Но когда я вижу их проссаные насквозь штаны, руки, требующие ухода профессиональных дерматологов, треснутые губы, которые больше никогда не растянутся в улыбку из-за отсутствия витаминов, я понимаю: их жизнь не лучше. И я вижу второе дно. А за ним третье. И там рукой подать до четвертого.
Нет никакой романтики.
Все твои влажные фантазии вмиг превратятся в высушенный под газовыми лампами спёртый воздух реальности, где тебе придётся докуривать окурок, фильтр которого побывал не в одних губах стонущих от различных заболеваний бродяг местной платформы.
Ты или пробуй жить или влачи жалкое существование.
Третье выдадут тебе на том свете.
Потратив на прогулку минут пятнадцать, крыски утвердительно приказали мне свернуть и двигать дальше, вдоль деревянных домов, постепенно углубляясь в богатый район деревни. Чем дальше мы удалялась от забора, тем чище становились улицы. Даже воздух был свежее и ароматнее. Пройдя пару улиц, дома облачились в камень, появились вторые этажи. Грязь и бродяг словно смыло потоком бурной волны, оставив после себя дорогу из блестящего камня. Деревня оказалось гораздо больше, чем мне показалось вначале. Здесь заблудиться — как делать нехуй. И вот только я подумал об этом, как сразу представил дорогу домой… и… не помню!
— Мы пришли, — неожиданно заявили крыски.
Я пробежался глазами по улице. Впереди, через три дома, за высоким забором из красного кирпича, виднелось здание впечатляющих размеров. Помимо своих масштабов, оно могло гордиться своей уникальной внешностью, выбивающейся из общей массы типовых домов.
Ровные каменные блоки, по-видимому, высеченный из горной породы, уходили в высоту этажей на пять. Огромные окна смотрели на солнце, приветливо приглашая яркие лучи в гости. Шатровая крыша, выложенная из массивных досок, могла устоять от любой напасти: сильный ветер, десятиметровой слой снега, падение самолёта. Петровка 38 в масштабе 1 к 2. Это не просто каменный дом. Правительственная крепость! И как положено правительственному зданию — высокие деревянные ворота под охраной двух серьёзных охранников, вид которых сразу мне сообщил, что просто попасть внутрь у меня не получится. Эти два мужичка по уровню серьёзности наглухо разбили тех двух гондонов, которым доверили охранять главные ворота деревни. Только сейчас до меня дошло, что охраняют они не то чтобы главный вход. Они охраняют вход в бедный район. Да и глагол «охраняют» звучит слишком уж ответственно. Те ребятки тупо прохлаждались в тени козырька, пропуская без разбора кого попало. А вот эти два мужичка на полном серьёзе защищают местную элиту, заливающуюся трудовым потом в стенах «Швея».

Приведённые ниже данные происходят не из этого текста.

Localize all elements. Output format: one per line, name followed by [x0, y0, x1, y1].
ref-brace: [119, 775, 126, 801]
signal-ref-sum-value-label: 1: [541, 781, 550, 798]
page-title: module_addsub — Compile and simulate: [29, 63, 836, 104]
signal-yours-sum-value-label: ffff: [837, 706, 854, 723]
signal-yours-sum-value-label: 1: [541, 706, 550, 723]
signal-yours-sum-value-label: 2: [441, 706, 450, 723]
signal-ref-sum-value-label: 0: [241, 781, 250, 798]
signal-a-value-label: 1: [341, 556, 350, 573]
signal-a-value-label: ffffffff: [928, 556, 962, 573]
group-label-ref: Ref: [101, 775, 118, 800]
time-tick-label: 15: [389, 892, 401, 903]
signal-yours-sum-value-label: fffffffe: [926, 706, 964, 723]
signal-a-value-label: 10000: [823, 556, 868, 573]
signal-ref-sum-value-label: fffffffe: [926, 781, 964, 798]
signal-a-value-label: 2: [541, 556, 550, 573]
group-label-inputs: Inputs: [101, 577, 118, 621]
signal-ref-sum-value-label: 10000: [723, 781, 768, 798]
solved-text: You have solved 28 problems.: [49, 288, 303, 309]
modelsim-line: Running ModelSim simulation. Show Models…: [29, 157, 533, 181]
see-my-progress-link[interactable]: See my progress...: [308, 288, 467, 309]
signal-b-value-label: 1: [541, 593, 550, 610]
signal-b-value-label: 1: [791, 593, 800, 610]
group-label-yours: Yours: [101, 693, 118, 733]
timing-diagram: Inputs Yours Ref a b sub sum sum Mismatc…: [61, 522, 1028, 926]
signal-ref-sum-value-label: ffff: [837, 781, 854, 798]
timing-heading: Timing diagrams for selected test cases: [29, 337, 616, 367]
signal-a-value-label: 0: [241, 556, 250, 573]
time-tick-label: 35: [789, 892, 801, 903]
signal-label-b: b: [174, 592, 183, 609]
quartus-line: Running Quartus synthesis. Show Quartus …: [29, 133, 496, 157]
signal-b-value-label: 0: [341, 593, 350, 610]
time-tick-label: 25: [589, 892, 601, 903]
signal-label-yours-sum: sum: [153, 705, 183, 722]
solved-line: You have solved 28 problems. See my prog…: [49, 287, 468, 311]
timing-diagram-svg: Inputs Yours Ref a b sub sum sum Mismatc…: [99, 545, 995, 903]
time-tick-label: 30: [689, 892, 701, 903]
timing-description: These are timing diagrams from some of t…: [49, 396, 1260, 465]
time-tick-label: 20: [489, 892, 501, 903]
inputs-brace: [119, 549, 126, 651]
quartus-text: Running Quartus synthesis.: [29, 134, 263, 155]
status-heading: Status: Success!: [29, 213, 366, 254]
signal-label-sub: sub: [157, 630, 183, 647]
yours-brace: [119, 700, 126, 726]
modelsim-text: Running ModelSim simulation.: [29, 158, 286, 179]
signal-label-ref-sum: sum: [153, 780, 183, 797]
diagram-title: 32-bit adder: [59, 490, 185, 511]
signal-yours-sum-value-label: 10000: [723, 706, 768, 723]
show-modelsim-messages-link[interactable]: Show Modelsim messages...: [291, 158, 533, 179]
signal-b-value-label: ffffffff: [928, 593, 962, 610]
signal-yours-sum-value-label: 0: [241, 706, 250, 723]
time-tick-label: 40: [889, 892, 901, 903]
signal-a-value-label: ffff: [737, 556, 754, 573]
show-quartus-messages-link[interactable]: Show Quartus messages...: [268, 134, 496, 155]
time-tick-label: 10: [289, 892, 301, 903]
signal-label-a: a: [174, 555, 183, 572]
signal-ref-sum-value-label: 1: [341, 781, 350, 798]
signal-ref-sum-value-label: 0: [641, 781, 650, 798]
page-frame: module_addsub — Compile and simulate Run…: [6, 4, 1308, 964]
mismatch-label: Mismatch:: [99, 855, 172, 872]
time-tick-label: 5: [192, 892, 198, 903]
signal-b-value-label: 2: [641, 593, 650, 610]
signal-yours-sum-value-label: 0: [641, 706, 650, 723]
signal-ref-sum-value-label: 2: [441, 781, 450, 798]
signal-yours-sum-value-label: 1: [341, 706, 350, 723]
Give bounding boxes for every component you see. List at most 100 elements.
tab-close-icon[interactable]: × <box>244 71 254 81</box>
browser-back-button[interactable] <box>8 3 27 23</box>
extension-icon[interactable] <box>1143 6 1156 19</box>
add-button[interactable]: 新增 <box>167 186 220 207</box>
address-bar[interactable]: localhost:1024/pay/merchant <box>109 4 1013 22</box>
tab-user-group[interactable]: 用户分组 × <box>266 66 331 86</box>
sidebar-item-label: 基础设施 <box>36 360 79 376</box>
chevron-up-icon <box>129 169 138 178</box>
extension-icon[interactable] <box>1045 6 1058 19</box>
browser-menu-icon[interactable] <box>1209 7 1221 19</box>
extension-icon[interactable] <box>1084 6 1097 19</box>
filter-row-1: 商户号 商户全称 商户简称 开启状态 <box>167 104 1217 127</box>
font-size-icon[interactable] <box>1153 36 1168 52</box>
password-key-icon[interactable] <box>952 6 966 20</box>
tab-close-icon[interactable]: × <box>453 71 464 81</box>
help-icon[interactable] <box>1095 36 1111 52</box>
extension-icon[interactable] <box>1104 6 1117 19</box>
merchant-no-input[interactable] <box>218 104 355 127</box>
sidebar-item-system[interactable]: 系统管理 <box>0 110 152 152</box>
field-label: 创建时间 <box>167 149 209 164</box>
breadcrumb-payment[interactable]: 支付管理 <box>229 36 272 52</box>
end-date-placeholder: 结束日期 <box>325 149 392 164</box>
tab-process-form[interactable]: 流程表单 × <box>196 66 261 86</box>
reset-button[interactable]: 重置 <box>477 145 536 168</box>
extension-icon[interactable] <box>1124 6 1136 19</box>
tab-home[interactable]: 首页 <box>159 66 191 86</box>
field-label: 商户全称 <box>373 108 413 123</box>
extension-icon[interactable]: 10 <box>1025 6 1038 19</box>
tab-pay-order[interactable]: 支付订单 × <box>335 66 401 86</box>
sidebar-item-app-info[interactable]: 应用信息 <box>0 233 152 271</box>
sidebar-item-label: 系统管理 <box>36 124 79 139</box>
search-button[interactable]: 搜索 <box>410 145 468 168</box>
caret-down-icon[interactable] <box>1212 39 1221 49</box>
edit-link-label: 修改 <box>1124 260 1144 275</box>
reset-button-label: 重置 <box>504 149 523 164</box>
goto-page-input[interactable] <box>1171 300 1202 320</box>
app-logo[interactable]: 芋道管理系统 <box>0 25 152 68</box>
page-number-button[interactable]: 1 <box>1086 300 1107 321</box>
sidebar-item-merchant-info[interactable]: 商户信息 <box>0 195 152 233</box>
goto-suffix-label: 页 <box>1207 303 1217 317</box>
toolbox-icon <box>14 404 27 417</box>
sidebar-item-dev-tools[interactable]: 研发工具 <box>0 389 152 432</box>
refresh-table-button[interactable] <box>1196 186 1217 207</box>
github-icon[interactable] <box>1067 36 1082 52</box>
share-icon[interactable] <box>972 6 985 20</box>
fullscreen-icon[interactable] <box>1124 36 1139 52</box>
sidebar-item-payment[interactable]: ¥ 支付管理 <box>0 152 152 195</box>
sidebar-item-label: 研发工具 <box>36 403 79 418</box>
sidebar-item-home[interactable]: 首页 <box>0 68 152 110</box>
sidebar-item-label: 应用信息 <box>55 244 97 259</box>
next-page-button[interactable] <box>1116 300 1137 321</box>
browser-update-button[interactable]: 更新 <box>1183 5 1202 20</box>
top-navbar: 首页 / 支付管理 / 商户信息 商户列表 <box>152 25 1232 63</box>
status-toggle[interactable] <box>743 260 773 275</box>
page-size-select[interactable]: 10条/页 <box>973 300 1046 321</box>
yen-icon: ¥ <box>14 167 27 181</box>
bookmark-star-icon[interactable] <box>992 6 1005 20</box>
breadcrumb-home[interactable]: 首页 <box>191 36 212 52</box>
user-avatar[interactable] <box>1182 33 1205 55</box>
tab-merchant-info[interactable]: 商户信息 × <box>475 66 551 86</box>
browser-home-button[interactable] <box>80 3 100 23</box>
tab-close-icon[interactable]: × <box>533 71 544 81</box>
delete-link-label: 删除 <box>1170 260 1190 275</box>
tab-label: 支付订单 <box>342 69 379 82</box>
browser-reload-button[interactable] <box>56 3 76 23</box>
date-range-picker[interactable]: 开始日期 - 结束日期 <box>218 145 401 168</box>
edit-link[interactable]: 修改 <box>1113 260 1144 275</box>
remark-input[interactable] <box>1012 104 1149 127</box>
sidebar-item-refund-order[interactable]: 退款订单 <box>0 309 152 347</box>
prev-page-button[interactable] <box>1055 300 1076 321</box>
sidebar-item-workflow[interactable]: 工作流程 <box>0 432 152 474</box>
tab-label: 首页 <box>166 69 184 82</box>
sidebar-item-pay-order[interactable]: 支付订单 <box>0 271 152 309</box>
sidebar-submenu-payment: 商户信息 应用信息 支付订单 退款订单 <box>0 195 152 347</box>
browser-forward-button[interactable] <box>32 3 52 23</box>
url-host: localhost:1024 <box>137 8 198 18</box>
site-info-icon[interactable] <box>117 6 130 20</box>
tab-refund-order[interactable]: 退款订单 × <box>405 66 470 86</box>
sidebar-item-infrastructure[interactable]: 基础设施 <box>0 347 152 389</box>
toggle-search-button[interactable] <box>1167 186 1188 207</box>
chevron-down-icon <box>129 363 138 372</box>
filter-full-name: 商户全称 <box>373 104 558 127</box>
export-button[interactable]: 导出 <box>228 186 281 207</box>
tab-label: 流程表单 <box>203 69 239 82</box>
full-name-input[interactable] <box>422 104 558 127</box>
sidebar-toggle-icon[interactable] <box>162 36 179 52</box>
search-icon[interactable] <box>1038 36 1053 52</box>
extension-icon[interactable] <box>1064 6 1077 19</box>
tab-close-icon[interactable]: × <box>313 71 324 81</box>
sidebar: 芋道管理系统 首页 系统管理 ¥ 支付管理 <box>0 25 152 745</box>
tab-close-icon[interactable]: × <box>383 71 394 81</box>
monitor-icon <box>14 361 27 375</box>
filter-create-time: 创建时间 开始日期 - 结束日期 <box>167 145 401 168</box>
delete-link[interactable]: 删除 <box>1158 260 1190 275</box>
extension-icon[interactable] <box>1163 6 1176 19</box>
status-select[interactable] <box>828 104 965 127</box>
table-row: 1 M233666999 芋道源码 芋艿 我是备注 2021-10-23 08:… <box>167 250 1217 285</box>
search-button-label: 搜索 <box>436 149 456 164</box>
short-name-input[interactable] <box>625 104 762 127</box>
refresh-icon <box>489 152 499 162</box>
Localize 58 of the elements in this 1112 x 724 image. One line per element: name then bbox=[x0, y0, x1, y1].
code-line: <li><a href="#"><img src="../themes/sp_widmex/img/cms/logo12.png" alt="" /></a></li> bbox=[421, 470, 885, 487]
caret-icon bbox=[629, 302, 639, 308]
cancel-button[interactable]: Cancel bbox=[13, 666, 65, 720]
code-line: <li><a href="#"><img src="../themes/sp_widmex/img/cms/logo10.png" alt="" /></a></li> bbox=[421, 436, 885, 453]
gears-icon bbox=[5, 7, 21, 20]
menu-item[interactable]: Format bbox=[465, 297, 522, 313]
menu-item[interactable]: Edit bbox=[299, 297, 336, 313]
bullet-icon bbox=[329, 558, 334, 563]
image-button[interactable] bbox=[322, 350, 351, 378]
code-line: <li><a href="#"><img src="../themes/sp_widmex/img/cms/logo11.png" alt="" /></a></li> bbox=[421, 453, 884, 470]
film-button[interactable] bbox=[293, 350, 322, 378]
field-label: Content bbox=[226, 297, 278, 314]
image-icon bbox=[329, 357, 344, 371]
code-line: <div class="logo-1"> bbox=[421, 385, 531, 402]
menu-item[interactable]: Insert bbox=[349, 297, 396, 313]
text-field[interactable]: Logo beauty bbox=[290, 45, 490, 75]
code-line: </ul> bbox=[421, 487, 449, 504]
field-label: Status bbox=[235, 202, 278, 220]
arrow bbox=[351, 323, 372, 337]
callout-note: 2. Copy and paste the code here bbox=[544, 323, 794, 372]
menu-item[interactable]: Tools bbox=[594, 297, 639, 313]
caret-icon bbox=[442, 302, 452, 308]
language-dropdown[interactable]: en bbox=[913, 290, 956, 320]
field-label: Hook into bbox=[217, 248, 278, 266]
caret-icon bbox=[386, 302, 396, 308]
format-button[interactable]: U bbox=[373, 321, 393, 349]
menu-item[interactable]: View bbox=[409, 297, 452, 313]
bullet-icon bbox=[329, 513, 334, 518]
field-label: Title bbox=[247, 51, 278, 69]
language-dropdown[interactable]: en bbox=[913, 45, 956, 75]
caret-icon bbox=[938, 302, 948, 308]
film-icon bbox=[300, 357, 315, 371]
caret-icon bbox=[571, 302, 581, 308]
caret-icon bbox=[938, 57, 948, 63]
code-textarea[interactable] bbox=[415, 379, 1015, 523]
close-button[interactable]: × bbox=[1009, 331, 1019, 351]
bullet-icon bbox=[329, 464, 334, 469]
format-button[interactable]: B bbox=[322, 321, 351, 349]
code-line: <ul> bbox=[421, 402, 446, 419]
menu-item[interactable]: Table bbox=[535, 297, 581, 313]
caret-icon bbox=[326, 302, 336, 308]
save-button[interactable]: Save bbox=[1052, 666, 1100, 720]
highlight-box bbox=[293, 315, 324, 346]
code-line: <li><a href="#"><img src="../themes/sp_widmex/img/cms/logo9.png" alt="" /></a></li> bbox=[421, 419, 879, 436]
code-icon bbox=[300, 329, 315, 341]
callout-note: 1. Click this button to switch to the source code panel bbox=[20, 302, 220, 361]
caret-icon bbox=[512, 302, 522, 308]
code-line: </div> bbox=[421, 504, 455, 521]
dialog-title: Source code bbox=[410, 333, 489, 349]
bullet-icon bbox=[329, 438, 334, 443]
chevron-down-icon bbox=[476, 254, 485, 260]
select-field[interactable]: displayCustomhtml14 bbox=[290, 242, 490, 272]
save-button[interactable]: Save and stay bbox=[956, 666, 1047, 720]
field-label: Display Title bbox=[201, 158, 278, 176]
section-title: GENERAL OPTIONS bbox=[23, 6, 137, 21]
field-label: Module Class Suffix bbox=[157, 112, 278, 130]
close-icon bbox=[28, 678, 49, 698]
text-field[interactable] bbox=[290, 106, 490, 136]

Идея: устроиться на работу уже не кажется такой плохой. Легкомысленно было сразу отказываться. Кто ж знал! Ну и хер с ним. Сидеть за швейным станком как китайский ребёнок я не готов. Сейчас другой вопрос: как попасть внутрь этой крепости? Вера в то, что в любую крепость можно войти, имея правильный ключ, не особо придаёт оптимизма. А еще хуже стоять в сторонке, гоняя мысли по кругу. Надо делать! Брать, и делать!
Первым делом — разведка. И только потом — дело.